Retour dans la chambre à moustiques, dans la nuit blanche et rouge, là où tout sommeil était absent. Faisant fi de la tempête provoquée par la puissance du ventilateur dans l’espace réduit, je tâchais d’observer les mouvements de ma respiration. Voilà plusieurs semaines maintenant que je pratiquais ce Yoga du ventre, à la faveur d’exercices matinaux que je m’étais inventés. Ils n’avaient pas la spontanéité de l’autre nuit, mais j’y trouvais comme une invitation à la pratique, dans le cadre de la conscience habituelle.
J’avais découvert que jusque là, je ne savais tout simplement pas respirer par le ventre. C’était tout bête pourtant. Mais il y a des choses que l’on découvre sur le tard, comme pour mieux s’en émerveiller. Comme par exemple lorsque j’ai appris que Simone Weil la philosophe et Simone Veil la femme politique étaient en fait deux personnes séparées. Ou bien quand j’ai saisi qu’il fallait écrire « au temps pour moi ». A trente-quatre ans, on pouvait bien encore apprendre à souffler.
En pratiquant, je comprenais que cette façon de respirer se produisait naturellement, lorsqu’aucune résistance en soi n’était opposée à l’état du monde. Les nourrissons savaient le faire. Ce n’était que lorsque le présent était accueilli dans son intégralité, sans en taire un seul aspect désagréable, que cette relaxation se manifestait. Elle était le signe de la résurgence de notre être profond. Etait-il acceptable d’être en paix au milieu du chaos ? C’était la condition première, avant même pouvoir prétendre à quoi que ce soit d’autre.

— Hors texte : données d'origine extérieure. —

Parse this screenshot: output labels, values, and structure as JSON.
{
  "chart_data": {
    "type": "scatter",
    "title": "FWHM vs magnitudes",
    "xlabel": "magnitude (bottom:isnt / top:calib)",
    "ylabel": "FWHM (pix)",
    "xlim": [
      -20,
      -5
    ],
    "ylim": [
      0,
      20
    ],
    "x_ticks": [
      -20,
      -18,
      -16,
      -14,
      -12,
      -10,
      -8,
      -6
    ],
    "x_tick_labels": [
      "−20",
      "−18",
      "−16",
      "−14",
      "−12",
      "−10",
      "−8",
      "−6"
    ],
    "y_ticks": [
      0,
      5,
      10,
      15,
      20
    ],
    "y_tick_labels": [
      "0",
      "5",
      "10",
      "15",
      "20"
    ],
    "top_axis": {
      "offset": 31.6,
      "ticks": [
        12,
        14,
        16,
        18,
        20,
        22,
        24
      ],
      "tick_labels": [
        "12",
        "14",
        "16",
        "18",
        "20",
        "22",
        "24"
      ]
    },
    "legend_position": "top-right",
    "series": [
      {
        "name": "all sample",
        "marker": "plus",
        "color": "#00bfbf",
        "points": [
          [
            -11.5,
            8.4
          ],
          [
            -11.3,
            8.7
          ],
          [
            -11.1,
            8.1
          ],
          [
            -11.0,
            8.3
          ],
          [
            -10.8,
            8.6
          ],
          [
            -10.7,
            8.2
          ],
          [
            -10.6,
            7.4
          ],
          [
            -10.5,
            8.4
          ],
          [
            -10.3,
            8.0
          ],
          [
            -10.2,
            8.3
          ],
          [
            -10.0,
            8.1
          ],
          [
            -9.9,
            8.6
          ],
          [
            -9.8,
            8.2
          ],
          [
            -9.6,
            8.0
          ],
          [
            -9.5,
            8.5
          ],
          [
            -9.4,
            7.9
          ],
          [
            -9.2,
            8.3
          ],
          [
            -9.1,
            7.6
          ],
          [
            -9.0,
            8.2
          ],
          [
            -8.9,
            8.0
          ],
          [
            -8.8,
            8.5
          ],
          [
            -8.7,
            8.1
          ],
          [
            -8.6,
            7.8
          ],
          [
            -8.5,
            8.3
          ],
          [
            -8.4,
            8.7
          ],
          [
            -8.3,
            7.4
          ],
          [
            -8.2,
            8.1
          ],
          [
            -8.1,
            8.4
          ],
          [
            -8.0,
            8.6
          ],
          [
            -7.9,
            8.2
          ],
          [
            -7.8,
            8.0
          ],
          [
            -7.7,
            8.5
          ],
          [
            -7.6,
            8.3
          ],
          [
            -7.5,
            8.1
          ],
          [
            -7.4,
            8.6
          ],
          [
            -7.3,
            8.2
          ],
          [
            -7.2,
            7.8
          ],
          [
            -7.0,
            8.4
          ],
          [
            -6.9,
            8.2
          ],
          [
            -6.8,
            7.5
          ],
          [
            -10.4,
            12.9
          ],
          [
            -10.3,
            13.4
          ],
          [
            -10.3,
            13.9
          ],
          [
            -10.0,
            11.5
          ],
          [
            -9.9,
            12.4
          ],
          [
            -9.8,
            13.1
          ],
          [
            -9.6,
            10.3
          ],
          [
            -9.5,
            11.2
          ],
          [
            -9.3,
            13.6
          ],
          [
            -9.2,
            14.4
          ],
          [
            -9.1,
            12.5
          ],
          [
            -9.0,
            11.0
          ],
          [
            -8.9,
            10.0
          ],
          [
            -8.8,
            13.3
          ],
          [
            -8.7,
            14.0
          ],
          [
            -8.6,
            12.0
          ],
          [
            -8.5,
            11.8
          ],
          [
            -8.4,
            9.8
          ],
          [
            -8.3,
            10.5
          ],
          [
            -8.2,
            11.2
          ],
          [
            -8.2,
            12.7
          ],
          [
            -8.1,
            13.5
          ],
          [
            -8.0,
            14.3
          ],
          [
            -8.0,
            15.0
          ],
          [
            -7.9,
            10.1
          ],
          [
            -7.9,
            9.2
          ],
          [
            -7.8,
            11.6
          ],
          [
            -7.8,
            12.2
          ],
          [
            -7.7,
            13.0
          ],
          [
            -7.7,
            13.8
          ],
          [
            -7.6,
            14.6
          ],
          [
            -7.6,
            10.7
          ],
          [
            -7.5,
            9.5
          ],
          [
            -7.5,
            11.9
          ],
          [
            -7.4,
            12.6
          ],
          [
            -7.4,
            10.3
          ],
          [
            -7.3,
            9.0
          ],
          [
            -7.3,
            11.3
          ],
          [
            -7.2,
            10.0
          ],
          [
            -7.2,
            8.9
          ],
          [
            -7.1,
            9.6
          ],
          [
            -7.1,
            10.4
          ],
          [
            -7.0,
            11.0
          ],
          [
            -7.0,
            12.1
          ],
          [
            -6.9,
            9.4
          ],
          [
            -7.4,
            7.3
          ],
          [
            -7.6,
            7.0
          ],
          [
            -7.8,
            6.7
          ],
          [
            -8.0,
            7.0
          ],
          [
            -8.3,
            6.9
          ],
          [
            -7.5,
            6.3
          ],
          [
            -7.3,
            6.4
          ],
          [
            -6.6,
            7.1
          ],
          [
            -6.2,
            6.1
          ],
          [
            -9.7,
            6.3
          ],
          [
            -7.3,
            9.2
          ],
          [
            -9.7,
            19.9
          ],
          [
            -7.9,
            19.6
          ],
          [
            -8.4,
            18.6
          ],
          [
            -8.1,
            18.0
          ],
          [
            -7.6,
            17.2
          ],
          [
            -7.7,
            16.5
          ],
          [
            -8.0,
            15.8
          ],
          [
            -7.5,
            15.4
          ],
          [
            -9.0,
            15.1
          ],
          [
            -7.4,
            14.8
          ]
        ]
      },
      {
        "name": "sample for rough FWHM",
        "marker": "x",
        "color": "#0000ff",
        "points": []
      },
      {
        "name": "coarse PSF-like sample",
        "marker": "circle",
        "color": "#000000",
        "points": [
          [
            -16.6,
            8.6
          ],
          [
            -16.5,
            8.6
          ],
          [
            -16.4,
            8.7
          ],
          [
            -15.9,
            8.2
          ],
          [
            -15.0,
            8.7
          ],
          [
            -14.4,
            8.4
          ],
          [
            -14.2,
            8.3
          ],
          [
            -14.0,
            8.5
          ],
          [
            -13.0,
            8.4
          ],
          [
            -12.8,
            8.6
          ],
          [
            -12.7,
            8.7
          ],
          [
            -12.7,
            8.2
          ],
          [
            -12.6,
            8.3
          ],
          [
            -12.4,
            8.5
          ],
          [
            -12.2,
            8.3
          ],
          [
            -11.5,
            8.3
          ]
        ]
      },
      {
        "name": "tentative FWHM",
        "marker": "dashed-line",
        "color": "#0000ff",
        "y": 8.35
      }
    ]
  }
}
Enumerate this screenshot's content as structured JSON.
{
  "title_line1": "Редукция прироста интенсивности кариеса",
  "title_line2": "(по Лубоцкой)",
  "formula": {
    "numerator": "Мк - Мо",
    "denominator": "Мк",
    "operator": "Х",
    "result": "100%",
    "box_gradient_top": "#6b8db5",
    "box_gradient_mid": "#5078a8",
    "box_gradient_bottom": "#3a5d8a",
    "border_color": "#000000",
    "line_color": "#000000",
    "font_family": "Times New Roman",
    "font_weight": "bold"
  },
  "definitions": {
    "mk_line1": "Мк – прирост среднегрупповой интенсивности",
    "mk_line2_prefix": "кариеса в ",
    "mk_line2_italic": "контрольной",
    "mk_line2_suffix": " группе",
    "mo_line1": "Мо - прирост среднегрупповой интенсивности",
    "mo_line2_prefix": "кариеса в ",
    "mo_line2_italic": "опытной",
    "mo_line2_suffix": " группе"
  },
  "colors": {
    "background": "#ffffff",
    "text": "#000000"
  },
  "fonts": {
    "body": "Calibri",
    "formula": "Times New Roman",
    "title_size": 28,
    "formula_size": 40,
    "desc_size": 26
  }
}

Mais il restait délicat de procéder à un tel abandon, tant des parties de mon expérience demeuraient dans l’ombre. Peurs et désirs inconscients à débusquer en travers du moment. Autant de crispations que je ne soupçonnaient même pas et qui pourtant étaient là, attendant d’être reconnues.
Et puis il y avait des empêcheurs moins subtils comme : des moustiques kamikazes prêts à braver la tornade pour quelques gouttes d’hémoglobine. Il y a des nuits où l’on se dit qu’une bombe insecticide serait plus utile que des appels au renoncement, même si l’on se trompe, bien sûr.
Peut-être qu’en fin de compte, la flamme brillait dans l’obscurité.